Sarà fondamentale per capire se i resti possano combaciare con la ricostruzione effettuata dall'accusa e cioè che il 30enne jesino abbia segato l'albero per poi aspettare la caduta e comunque farlo cedere in un determinato momento

Montemarciano

E' accusato di aver tagliato un albero in via Molinello per farlo cadere addosso alle auto. La Procura ha sequestrato alcuni attrezzi, tra cui un paio di seghe da 30 centimetri. Ma soprattutto a finire sotto chiave è stata la testa del tronco rimasto radicato a terra, cioè quella parte in cui di fatto l'albero si è spezzato. I vigili del fuoco lo hanno conservato per gli investigatori. Il motivo?

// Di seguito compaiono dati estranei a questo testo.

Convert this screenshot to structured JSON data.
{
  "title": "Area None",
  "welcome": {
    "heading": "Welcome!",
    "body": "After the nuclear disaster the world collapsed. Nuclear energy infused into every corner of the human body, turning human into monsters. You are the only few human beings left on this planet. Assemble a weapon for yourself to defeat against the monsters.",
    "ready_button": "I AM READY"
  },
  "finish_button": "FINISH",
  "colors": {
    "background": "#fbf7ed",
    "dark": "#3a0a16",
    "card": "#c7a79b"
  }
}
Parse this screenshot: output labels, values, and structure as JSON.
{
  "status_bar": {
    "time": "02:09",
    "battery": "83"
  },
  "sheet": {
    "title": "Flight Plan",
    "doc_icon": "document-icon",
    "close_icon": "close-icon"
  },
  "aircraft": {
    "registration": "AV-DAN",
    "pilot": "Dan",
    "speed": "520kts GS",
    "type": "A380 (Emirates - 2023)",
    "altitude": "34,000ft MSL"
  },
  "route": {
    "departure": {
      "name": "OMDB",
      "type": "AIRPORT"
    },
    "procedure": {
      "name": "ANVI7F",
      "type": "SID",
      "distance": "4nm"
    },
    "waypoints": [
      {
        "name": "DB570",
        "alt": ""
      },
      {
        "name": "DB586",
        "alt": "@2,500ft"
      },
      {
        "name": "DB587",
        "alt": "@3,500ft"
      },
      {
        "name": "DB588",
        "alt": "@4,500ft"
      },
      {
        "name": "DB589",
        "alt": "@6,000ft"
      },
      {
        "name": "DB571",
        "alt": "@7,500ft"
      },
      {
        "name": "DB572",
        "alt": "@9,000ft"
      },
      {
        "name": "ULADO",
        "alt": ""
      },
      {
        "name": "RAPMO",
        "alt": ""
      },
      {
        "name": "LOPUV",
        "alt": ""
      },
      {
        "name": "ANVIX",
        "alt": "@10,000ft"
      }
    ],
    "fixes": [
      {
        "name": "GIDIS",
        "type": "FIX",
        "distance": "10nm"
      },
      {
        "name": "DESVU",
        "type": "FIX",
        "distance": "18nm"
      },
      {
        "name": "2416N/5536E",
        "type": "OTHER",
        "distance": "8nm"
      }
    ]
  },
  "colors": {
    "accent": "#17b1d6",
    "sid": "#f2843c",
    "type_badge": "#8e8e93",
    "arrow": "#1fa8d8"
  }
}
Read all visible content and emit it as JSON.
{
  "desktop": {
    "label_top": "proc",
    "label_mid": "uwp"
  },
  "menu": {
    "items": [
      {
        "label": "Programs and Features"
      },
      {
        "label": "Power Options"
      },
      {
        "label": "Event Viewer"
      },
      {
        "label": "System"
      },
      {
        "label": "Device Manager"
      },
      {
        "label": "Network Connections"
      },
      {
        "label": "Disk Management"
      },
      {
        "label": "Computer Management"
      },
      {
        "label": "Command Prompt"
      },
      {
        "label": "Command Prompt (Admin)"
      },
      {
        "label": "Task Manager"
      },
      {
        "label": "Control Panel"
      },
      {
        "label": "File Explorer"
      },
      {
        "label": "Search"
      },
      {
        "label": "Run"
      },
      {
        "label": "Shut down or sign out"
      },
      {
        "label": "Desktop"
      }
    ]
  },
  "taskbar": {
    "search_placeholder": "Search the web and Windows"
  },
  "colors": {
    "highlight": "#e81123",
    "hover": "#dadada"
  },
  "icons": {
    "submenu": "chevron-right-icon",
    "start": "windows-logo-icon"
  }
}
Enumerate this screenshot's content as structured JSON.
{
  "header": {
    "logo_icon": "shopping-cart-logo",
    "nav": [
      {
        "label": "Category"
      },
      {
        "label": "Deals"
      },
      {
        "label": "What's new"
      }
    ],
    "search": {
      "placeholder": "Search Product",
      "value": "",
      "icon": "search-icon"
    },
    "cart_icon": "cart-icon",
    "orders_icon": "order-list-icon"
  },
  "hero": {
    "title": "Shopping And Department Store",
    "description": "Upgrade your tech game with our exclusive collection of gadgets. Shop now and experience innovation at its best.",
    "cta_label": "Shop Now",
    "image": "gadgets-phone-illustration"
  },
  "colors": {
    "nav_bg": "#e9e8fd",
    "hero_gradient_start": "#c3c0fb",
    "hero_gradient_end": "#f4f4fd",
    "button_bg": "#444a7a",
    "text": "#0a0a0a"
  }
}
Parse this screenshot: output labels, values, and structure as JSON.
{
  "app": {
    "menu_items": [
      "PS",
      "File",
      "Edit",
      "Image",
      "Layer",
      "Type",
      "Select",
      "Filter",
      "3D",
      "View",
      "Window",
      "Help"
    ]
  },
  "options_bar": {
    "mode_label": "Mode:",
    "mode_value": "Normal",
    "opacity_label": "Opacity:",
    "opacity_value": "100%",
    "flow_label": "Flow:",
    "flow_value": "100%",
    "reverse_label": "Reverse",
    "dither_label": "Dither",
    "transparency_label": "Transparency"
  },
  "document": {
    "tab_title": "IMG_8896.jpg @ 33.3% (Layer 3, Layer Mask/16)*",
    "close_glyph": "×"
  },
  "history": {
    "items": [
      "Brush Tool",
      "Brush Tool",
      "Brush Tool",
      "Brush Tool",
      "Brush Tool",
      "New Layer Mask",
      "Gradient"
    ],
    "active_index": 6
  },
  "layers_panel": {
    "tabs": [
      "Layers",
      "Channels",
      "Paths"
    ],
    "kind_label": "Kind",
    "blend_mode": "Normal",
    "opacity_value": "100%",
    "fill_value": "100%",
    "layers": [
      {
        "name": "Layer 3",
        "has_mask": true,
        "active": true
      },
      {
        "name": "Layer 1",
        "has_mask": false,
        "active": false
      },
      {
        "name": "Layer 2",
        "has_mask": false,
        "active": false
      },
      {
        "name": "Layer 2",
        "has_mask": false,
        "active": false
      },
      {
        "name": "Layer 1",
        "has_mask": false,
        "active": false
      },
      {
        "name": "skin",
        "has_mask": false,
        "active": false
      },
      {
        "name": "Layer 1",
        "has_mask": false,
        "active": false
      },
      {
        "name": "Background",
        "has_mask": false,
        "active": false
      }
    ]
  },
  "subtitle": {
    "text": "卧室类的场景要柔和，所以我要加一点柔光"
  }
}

Sarà fondamentale per capire se i resti possano combaciare con la ricostruzione effettuata dall'accusa e cioè che il 30enne jesino abbia segato l'albero per poi aspettare la caduta e comunque farlo cedere in un determinato momento. Alessandro Sorana-2

Resta il fatto che il giovane, difeso dall'avvocato Alessandro Sorana (in foto) è indagato per lesioni colpose. Secondo una primissima ricostruzione, lo jesino si sarebbe diretto di notte in quel tratto di via Molinello, a pochi metri all’altezza del civico 19. Avrebbe tagliato l’albero, poi caduto in mezzo alla strada, provocando un incidente stradale che, solo per puro caso, non ha avuto gravi conseguenze. 

Il sospetto è subito caduto sul giovane perché, già 3 anni fa, era finito sotto processo (poi prosciolto per rimessa querela dell'altra parte) per aver segato alcuni alberi all’interno di una proprietà privata. Un vizio dunque, forse un istinto irrefrenabile che lo porterebbe a tagliare grossi alberi per poi assistere alle conseguenze dell’impatto al suolo.